With each footstep, the tour rewrote New Haven’s history, or, rather, enriched the record by uncovering truths long hidden. Much of the history Allen related was passed down to him. “One thing leads to another and you talk to people,” Allen said, describing the way he quilted together a patchwork of oral history to create the tour. As he wrapped up the tour, Allen endeavored to keep adding squares to his pet project: “If you have any other queer gems, let me know,” he said.

The impetus for Allen’s work as a historian for the LGBTQ+ community is deeply personal and curating queer history is a very important part of his life. “I’m incensed that who I am and the community I identify with has been hidden from me—I can feel the anger welling up in me as I say that—that so much of my early life was squandered trying to figure out what was going on inside of me,” Allen said in a quiet moment after the tour.

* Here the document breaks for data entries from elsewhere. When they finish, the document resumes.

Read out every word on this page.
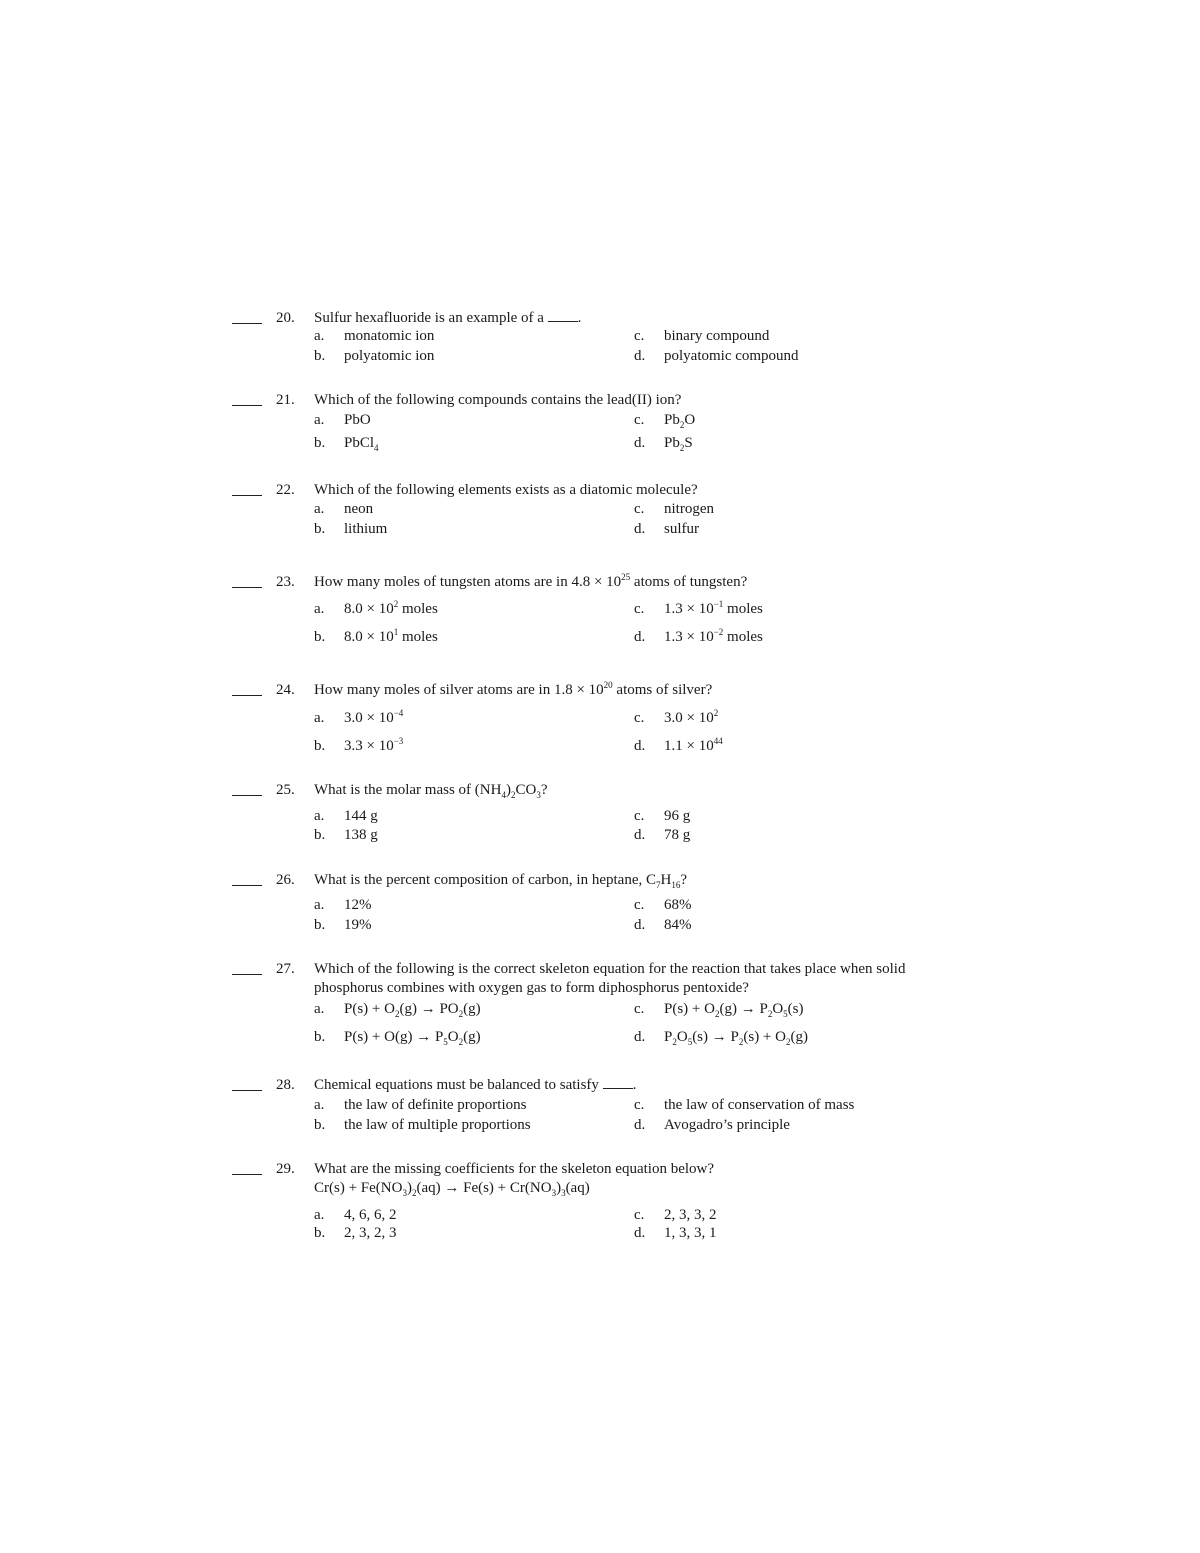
20.	Sulfur hexafluoride is an example of a .
a. monatomic ion
b. polyatomic ion
c. binary compound
d. polyatomic compound
21.	Which of the following compounds contains the lead(II) ion?
a. PbO
b. PbCl$_4$
c. $Pb_2O$
d. $Pb_2S$
22.	Which of the following elements exists as a diatomic molecule?
a. neon
b. lithium
c. nitrogen
d. sulfur
23.	How many moles of tungsten atoms are in $4.8 \times 10^{25}$ atoms of tungsten?
a. $8.0 \times 10^2$ moles
b. $8.0 \times 10^1$ moles
c. $1.3 \times 10^{-1}$ moles
d. $1.3 \times 10^{-2}$ moles
24.	How many moles of silver atoms are in $1.8 \times 10^{20}$ atoms of silver?
a. $3.0 \times 10^{-4}$
b. $3.3 \times 10^{-3}$
c. $3.0 \times 10^2$
d. $1.1 \times 10^{44}$
25.	What is the molar mass of $(NH_4)_2CO_3$?
a. 144 g
b. 138 g
c. 96 g
d. 78 g
26.	What is the percent composition of carbon, in heptane, $C_7H_{16}$?
a. 12%
b. 19%
c. 68%
d. 84%
27.	Which of the following is the correct skeleton equation for the reaction that takes place when solid
phosphorus combines with oxygen gas to form diphosphorus pentoxide?
a. $P(s) + O_2(g) \to PO_2(g)$
b. $P(s) + O(g) \to P_5O_2(g)$
c. $P(s) + O_2(g) \to P_2O_5(s)$
d. $P_2O_5(s) \to P_2(s) + O_2(g)$
28.	Chemical equations must be balanced to satisfy .
a. the law of definite proportions
b. the law of multiple proportions
c. the law of conservation of mass
d. Avogadro’s principle
29.	What are the missing coefficients for the skeleton equation below?
$Cr(s) + Fe(NO_3)_2(aq) \to Fe(s) + Cr(NO_3)_3(aq)$
a. 4, 6, 6, 2
b. 2, 3, 2, 3
c. 2, 3, 3, 2
d. 1, 3, 3, 1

Queer history in New Haven is like a thread winding through the tapestry, sometimes at the forefront, sometimes hidden, at times vibrant, at others, dark. Allen said he loves sharing what he knows and changing perceptions about Connecticut.

“People tend to think that we’re the blue-blood, Puritanical, provincial state, but we’re so progressive in recognizing human rights,” he said. “I’m so proud of our tiny little state. I’m convinced that the things we do here influence LGBT rights across the country.”